Especially in generated code (macros as well as more elaborate external mechanisms, templates where Policies or types may introduce meaningless expansions in some no-op cases), having less special uncompilable cases to avoid keeps things simpler
There may be some temporarily commented code that removes the meaningful usage of a variable, but it could be a pain to have to similarly identify and comment all the variables that aren't used elsewhere.
While in your examples you show the variables being "int" immediately above the pointless usage, in practice the types may be much more complicated (e.g. operator<()) and whether the operations have side effects may even be unknown to the compiler (e.g. out-of-line functions), so any benefit's limited to simpler cases.
C++ needs a good reason to break backwards (and retained C) compatibility.
Why should doing nothing be treated as a special case? Furthermore, whilst the above cases are easy to spot, one could imagine far more complicated programs where it's not so easy to identify that there are no side effects.
As an iteration of the C++ standard, C++0x have to be backward compatible. Nobody can assert that the statements you wrote does not exist in some piece of critical software written/owned by, say, NASA or DoD.
Anyway regarding your very first example, the parser cannot assert that i is a static constant expression, and that i < i > i is a useless expression -- e.g. if i is a templated type, i < i > i is an "invalid variable declaration", not a "useless computation", and still not a parse error.
Maybe the operator was overloaded to have side effects like cout<<i; This is the reason why they cannot be removed now. On the other hand C# forbids non-assignment or method calls expresions to be used as statements and I believe this is a good thing as it makes the code more clear and semantically correct. However C# had the opportunity to forbid this from the very beginning which C++ does not.
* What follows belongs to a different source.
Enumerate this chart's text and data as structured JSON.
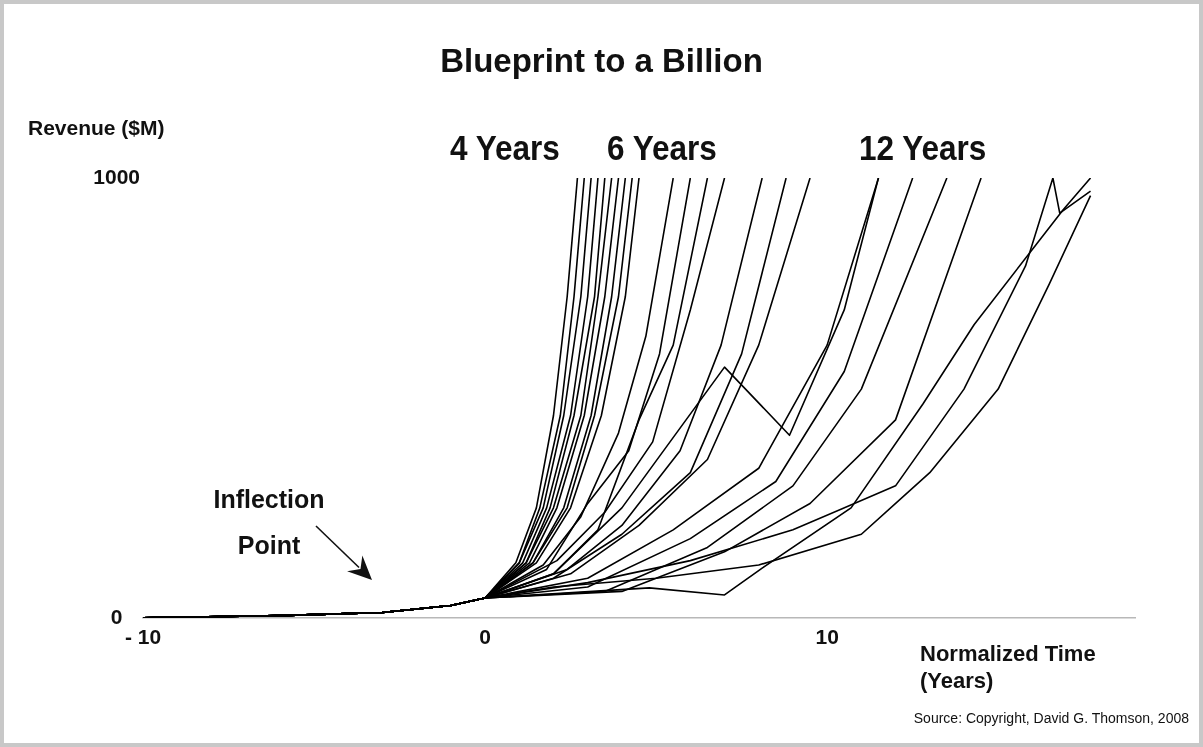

Expressions with no side effects can turn up more often than you think in templated and macro code. If you've ever declared std::vector<int>, you've instantiated template code with no side effects. std::vector must destruct all its elements when releasing itself, in case you stored a class for type T. This requires, at some point, a statement similar to ptr->~T(); to invoke the destructor. int has no destructor though, so the call has no side effects and will be removed entirely by the optimizer. It's also likely it will be inside a loop, then the entire loop has no side effects, so the entire loop is removed by the optimizer.
So if you disallowed expressions with no side effects, std::vector<int> wouldn't work, for one.
Another common case is assert(a == b). In release builds you want these asserts to disappear - but you can't re-define them as an empty macro, otherwise statements like if (x) assert(a == b); suddenly put the next statement in to the if statement - a disaster! In this case assert(x) can be redefined as ((void)0), which is a statement that has no side effects. Now the if statement works correctly in release builds too - it just does nothing.
These are just two common cases. There are many more you probably don't know about. So, while expressions with no side effects seem redundant, they're actually functionally important. An optimizer will remove them entirely so there's no performance impact, too.